I am trying to decide between a Wolf Convection Microwave vs. a Kitchenaid Microwave. I would appreciate any suggestions? 
Also, I am trying to decide between a Kitchenaid ice maker vs. Sub Zero ice maker?


----------



## crispysgirl (Nov 2, 2007)

I personally would go with Wolf and Subzero. Kitchenaid is made by Whirlpool and there's nothing wrong with it...but if you are going to using this equipment ALOT...go for professional grade-will last much longer and warranties may be better as well. IMO...


----------



## muskyhopeful (Jun 16, 2006)

FWIW, you may want to check who makes the Wolf Microwave. When I purchased my Wolf Range two years ago, Wolf did not make microwaves, but rather put their badge on someone else's product. Don't get me wrong, I love my Wolf Range, but I'm not sure I would want to pay for the Wolf name on a microwave made by another company.

Could be they are now making them, however. Should be easy to find out.


----------



## cheftorrie (Jun 23, 2006)

Welp. in one aspect, Kitchenmaid is maid by Whirlpool. However, I was never aware that Wolf was just sticking stickers on products that they where not making, but hmm, you never know.

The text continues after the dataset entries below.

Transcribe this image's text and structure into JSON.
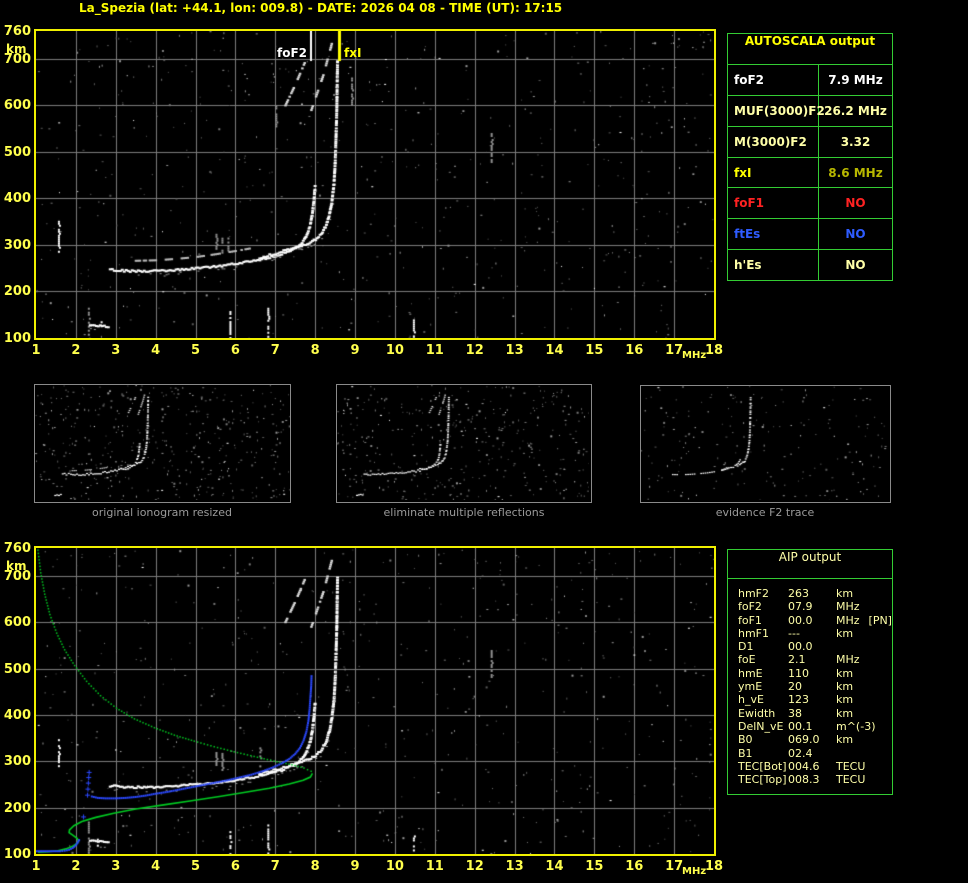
{
  "header": {
    "title": "La_Spezia (lat: +44.1, lon: 009.8) - DATE: 2026 04 08 - TIME (UT): 17:15"
  },
  "palette": {
    "title_yellow": "#ffff00",
    "tick_yellow": "#ffff4d",
    "plot_border_yellow": "#f0f000",
    "grid_gray": "#7d7d7d",
    "table_green": "#33cc33",
    "pale_yellow": "#ffffa8",
    "olive": "#b8b800",
    "red": "#ff2222",
    "blue": "#2e5cff",
    "trace_white": "#ffffff",
    "profile_green": "#00cc22",
    "profile_blue": "#2b49ff",
    "caption_gray": "#9a9a9a",
    "thumb_border": "#8a8a8a"
  },
  "autoscala": {
    "title": "AUTOSCALA output",
    "rows": [
      {
        "label": "foF2",
        "value": "7.9 MHz",
        "label_color": "#ffffff",
        "value_color": "#ffffff"
      },
      {
        "label": "MUF(3000)F2",
        "value": "26.2 MHz",
        "label_color": "#ffffa8",
        "value_color": "#ffffa8"
      },
      {
        "label": "M(3000)F2",
        "value": "3.32",
        "label_color": "#ffffa8",
        "value_color": "#ffffa8"
      },
      {
        "label": "fxI",
        "value": "8.6 MHz",
        "label_color": "#ffff00",
        "value_color": "#b8b800"
      },
      {
        "label": "foF1",
        "value": "NO",
        "label_color": "#ff2222",
        "value_color": "#ff2222"
      },
      {
        "label": "ftEs",
        "value": "NO",
        "label_color": "#2e5cff",
        "value_color": "#2e5cff"
      },
      {
        "label": "h'Es",
        "value": "NO",
        "label_color": "#ffffa8",
        "value_color": "#ffffa8"
      }
    ]
  },
  "aip": {
    "title": "AIP output",
    "rows": [
      {
        "name": "hmF2",
        "value": "263",
        "unit": "km"
      },
      {
        "name": "foF2",
        "value": "07.9",
        "unit": "MHz"
      },
      {
        "name": "foF1",
        "value": "00.0",
        "unit": "MHz  [PN]"
      },
      {
        "name": "hmF1",
        "value": "---",
        "unit": "km"
      },
      {
        "name": "D1",
        "value": "00.0",
        "unit": ""
      },
      {
        "name": "foE",
        "value": "2.1",
        "unit": "MHz"
      },
      {
        "name": "hmE",
        "value": "110",
        "unit": "km"
      },
      {
        "name": "ymE",
        "value": "20",
        "unit": "km"
      },
      {
        "name": "h_vE",
        "value": "123",
        "unit": "km"
      },
      {
        "name": "Ewidth",
        "value": "38",
        "unit": "km"
      },
      {
        "name": "DelN_vE",
        "value": "00.1",
        "unit": "m^(-3)"
      },
      {
        "name": "B0",
        "value": "069.0",
        "unit": "km"
      },
      {
        "name": "B1",
        "value": "02.4",
        "unit": ""
      },
      {
        "name": "TEC[Bot]",
        "value": "004.6",
        "unit": "TECU"
      },
      {
        "name": "TEC[Top]",
        "value": "008.3",
        "unit": "TECU"
      }
    ]
  },
  "thumbnails": [
    {
      "caption": "original ionogram resized"
    },
    {
      "caption": "eliminate multiple reflections"
    },
    {
      "caption": "evidence F2 trace"
    }
  ],
  "chart_data": {
    "type": "scatter",
    "description": "Ionograms: virtual height (km) vs sounding frequency (MHz)",
    "plots": [
      {
        "id": "top",
        "xlabel": "MHz",
        "ylabel": "km",
        "xlim": [
          1,
          18
        ],
        "ylim": [
          100,
          760
        ],
        "xticks": [
          1,
          2,
          3,
          4,
          5,
          6,
          7,
          8,
          9,
          10,
          11,
          12,
          13,
          14,
          15,
          16,
          17,
          18
        ],
        "yticks": [
          760,
          700,
          600,
          500,
          400,
          300,
          200,
          100
        ],
        "grid": true,
        "markers": [
          {
            "label": "foF2",
            "freq_mhz": 7.9,
            "color": "#ffffff",
            "width": 2
          },
          {
            "label": "fxI",
            "freq_mhz": 8.6,
            "color": "#ffff00",
            "width": 3
          }
        ],
        "series": [
          "flat",
          "second",
          "e_blob",
          "x_branch",
          "diag1",
          "diag2"
        ],
        "noise": {
          "seed": 11,
          "gray": 520,
          "white": 70
        },
        "streaks": [
          [
            1.55,
            287,
            352,
            "w"
          ],
          [
            2.62,
            119,
            136,
            "w"
          ],
          [
            5.85,
            100,
            158,
            "w"
          ],
          [
            6.8,
            100,
            165,
            "w"
          ],
          [
            10.45,
            100,
            140,
            "w"
          ],
          [
            2.3,
            100,
            178,
            "g"
          ],
          [
            5.5,
            293,
            324,
            "g"
          ],
          [
            5.65,
            282,
            320,
            "g"
          ],
          [
            5.8,
            286,
            316,
            "g"
          ],
          [
            12.4,
            480,
            545,
            "g"
          ],
          [
            7.0,
            555,
            600,
            "g"
          ],
          [
            8.9,
            600,
            660,
            "g"
          ]
        ]
      },
      {
        "id": "bottom",
        "xlabel": "MHz",
        "ylabel": "km",
        "xlim": [
          1,
          18
        ],
        "ylim": [
          100,
          760
        ],
        "xticks": [
          1,
          2,
          3,
          4,
          5,
          6,
          7,
          8,
          9,
          10,
          11,
          12,
          13,
          14,
          15,
          16,
          17,
          18
        ],
        "yticks": [
          760,
          700,
          600,
          500,
          400,
          300,
          200,
          100
        ],
        "grid": true,
        "markers": [],
        "series": [
          "flat",
          "e_blob",
          "x_branch",
          "diag1",
          "diag2",
          "green_top",
          "green_bottom",
          "blue_low",
          "blue_col",
          "blue_main"
        ],
        "noise": {
          "seed": 23,
          "gray": 500,
          "white": 60
        },
        "streaks": [
          [
            1.55,
            287,
            352,
            "w"
          ],
          [
            2.5,
            118,
            133,
            "w"
          ],
          [
            5.85,
            100,
            158,
            "w"
          ],
          [
            6.8,
            100,
            168,
            "w"
          ],
          [
            10.45,
            100,
            140,
            "w"
          ],
          [
            2.3,
            100,
            170,
            "g"
          ],
          [
            5.5,
            293,
            320,
            "g"
          ],
          [
            5.65,
            282,
            318,
            "g"
          ],
          [
            12.4,
            480,
            540,
            "g"
          ],
          [
            6.6,
            290,
            330,
            "g"
          ]
        ]
      }
    ],
    "traces": {
      "flat": {
        "style": "trace",
        "color": "#ffffff",
        "points": [
          [
            2.85,
            247
          ],
          [
            3.1,
            245
          ],
          [
            3.4,
            244
          ],
          [
            3.8,
            244
          ],
          [
            4.2,
            245
          ],
          [
            4.6,
            247
          ],
          [
            5.0,
            250
          ],
          [
            5.4,
            253
          ],
          [
            5.8,
            257
          ],
          [
            6.2,
            262
          ],
          [
            6.6,
            268
          ],
          [
            6.9,
            274
          ],
          [
            7.2,
            282
          ],
          [
            7.45,
            292
          ],
          [
            7.6,
            300
          ],
          [
            7.72,
            312
          ],
          [
            7.8,
            326
          ],
          [
            7.87,
            344
          ],
          [
            7.92,
            368
          ],
          [
            7.96,
            398
          ],
          [
            7.99,
            430
          ]
        ]
      },
      "second": {
        "style": "dashtrace",
        "color": "#bbbbbb",
        "points": [
          [
            3.5,
            266
          ],
          [
            4.0,
            267
          ],
          [
            4.5,
            270
          ],
          [
            5.0,
            274
          ],
          [
            5.5,
            280
          ],
          [
            6.0,
            287
          ],
          [
            6.4,
            293
          ]
        ]
      },
      "e_blob": {
        "style": "trace",
        "color": "#ffffff",
        "points": [
          [
            2.35,
            128
          ],
          [
            2.6,
            126
          ],
          [
            2.85,
            125
          ]
        ]
      },
      "x_branch": {
        "style": "trace",
        "color": "#ffffff",
        "points": [
          [
            6.6,
            273
          ],
          [
            6.9,
            279
          ],
          [
            7.2,
            287
          ],
          [
            7.5,
            295
          ],
          [
            7.8,
            303
          ],
          [
            8.0,
            312
          ],
          [
            8.15,
            325
          ],
          [
            8.27,
            343
          ],
          [
            8.35,
            366
          ],
          [
            8.41,
            395
          ],
          [
            8.46,
            432
          ],
          [
            8.49,
            478
          ],
          [
            8.51,
            530
          ],
          [
            8.53,
            590
          ],
          [
            8.54,
            650
          ],
          [
            8.55,
            700
          ]
        ]
      },
      "diag1": {
        "style": "dashtrace",
        "color": "#dddddd",
        "points": [
          [
            7.25,
            600
          ],
          [
            7.5,
            645
          ],
          [
            7.75,
            695
          ]
        ]
      },
      "diag2": {
        "style": "dashtrace",
        "color": "#dddddd",
        "points": [
          [
            7.9,
            590
          ],
          [
            8.2,
            665
          ],
          [
            8.45,
            745
          ]
        ]
      },
      "green_top": {
        "style": "dotline",
        "color": "#00cc22",
        "points": [
          [
            1.03,
            757
          ],
          [
            1.1,
            708
          ],
          [
            1.2,
            662
          ],
          [
            1.33,
            618
          ],
          [
            1.5,
            578
          ],
          [
            1.7,
            542
          ],
          [
            1.95,
            508
          ],
          [
            2.25,
            474
          ],
          [
            2.6,
            443
          ],
          [
            3.0,
            416
          ],
          [
            3.45,
            393
          ],
          [
            3.95,
            374
          ],
          [
            4.45,
            358
          ],
          [
            4.95,
            345
          ],
          [
            5.45,
            333
          ],
          [
            5.95,
            322
          ],
          [
            6.45,
            312
          ],
          [
            6.95,
            302
          ],
          [
            7.4,
            294
          ],
          [
            7.7,
            287
          ],
          [
            7.88,
            280
          ],
          [
            7.93,
            274
          ]
        ]
      },
      "green_bottom": {
        "style": "line",
        "color": "#00cc22",
        "points": [
          [
            7.93,
            274
          ],
          [
            7.88,
            266
          ],
          [
            7.7,
            259
          ],
          [
            7.35,
            251
          ],
          [
            6.85,
            242
          ],
          [
            6.25,
            233
          ],
          [
            5.6,
            224
          ],
          [
            4.9,
            215
          ],
          [
            4.2,
            206
          ],
          [
            3.5,
            197
          ],
          [
            2.95,
            188
          ],
          [
            2.5,
            179
          ],
          [
            2.15,
            170
          ],
          [
            1.95,
            161
          ],
          [
            1.84,
            152
          ],
          [
            1.83,
            146
          ],
          [
            1.93,
            140
          ],
          [
            2.03,
            134
          ],
          [
            2.07,
            128
          ],
          [
            2.02,
            122
          ],
          [
            1.9,
            116
          ],
          [
            1.75,
            111
          ],
          [
            1.55,
            107
          ],
          [
            1.3,
            105
          ],
          [
            1.05,
            104
          ]
        ]
      },
      "blue_low": {
        "style": "bluedots",
        "color": "#2b49ff",
        "points": [
          [
            1.02,
            106
          ],
          [
            1.15,
            106
          ],
          [
            1.3,
            106
          ],
          [
            1.45,
            106
          ],
          [
            1.6,
            106
          ],
          [
            1.72,
            107
          ],
          [
            1.83,
            109
          ],
          [
            1.92,
            113
          ],
          [
            1.99,
            118
          ],
          [
            2.04,
            124
          ],
          [
            2.08,
            130
          ],
          [
            2.1,
            136
          ]
        ]
      },
      "blue_col": {
        "style": "plus",
        "color": "#2b49ff",
        "points": [
          [
            2.18,
            181
          ],
          [
            2.28,
            228
          ],
          [
            2.29,
            241
          ],
          [
            2.3,
            254
          ],
          [
            2.31,
            266
          ],
          [
            2.32,
            277
          ]
        ]
      },
      "blue_main": {
        "style": "bluedots",
        "color": "#2b49ff",
        "points": [
          [
            2.4,
            224
          ],
          [
            2.55,
            221
          ],
          [
            2.75,
            220
          ],
          [
            3.0,
            220
          ],
          [
            3.25,
            221
          ],
          [
            3.5,
            223
          ],
          [
            3.75,
            226
          ],
          [
            4.0,
            230
          ],
          [
            4.3,
            234
          ],
          [
            4.6,
            239
          ],
          [
            4.9,
            244
          ],
          [
            5.2,
            249
          ],
          [
            5.5,
            254
          ],
          [
            5.8,
            259
          ],
          [
            6.1,
            265
          ],
          [
            6.4,
            271
          ],
          [
            6.7,
            279
          ],
          [
            6.95,
            287
          ],
          [
            7.15,
            295
          ],
          [
            7.35,
            305
          ],
          [
            7.5,
            316
          ],
          [
            7.62,
            329
          ],
          [
            7.71,
            345
          ],
          [
            7.78,
            364
          ],
          [
            7.83,
            387
          ],
          [
            7.86,
            412
          ],
          [
            7.88,
            438
          ],
          [
            7.9,
            462
          ],
          [
            7.91,
            488
          ]
        ]
      }
    },
    "thumbs": [
      {
        "series": [
          "flat",
          "second",
          "e_blob",
          "x_branch",
          "diag1",
          "diag2"
        ],
        "noise": {
          "seed": 5,
          "gray": 380,
          "white": 55
        }
      },
      {
        "series": [
          "flat",
          "e_blob",
          "x_branch",
          "diag1",
          "diag2"
        ],
        "noise": {
          "seed": 9,
          "gray": 340,
          "white": 50
        }
      },
      {
        "series": [
          "x_branch",
          "flat_sparse"
        ],
        "noise": {
          "seed": 13,
          "gray": 170,
          "white": 28
        }
      }
    ],
    "thumb_extra_traces": {
      "flat_sparse": {
        "style": "dashtrace",
        "color": "#ffffff",
        "points": [
          [
            3.2,
            245
          ],
          [
            3.8,
            244
          ],
          [
            4.4,
            246
          ],
          [
            5.0,
            250
          ],
          [
            5.6,
            255
          ],
          [
            6.2,
            263
          ],
          [
            6.7,
            272
          ],
          [
            7.1,
            282
          ],
          [
            7.4,
            292
          ],
          [
            7.7,
            310
          ],
          [
            7.9,
            340
          ]
        ]
      }
    }
  }
}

As for the freezer in my house, and the ones in my restaurant, they are sub-zero. And the ranges, well the one in my house is an old kenmoore that I hate, but the ones in my restaurant are wolfs and I love them. Again, as far as microwaves go, sorry, I dont have much advice there,


----------



## marye (Sep 20, 2007)

Everything in my kitchen is Wolf/Subzero and I love them!

Good luck!


----------



## foodpump (Oct 10, 2005)

Whirlpool ice machines have a reputation for breaking down, and there's only a 1 yr warranty on them. Get a Hoshizaki, very similiar in size, ( will fgit into 15" wide cabinets) but waaay better performance and a much longer warranty. In spite of the name, Hoshizaki are made in, Ga. I think.


----------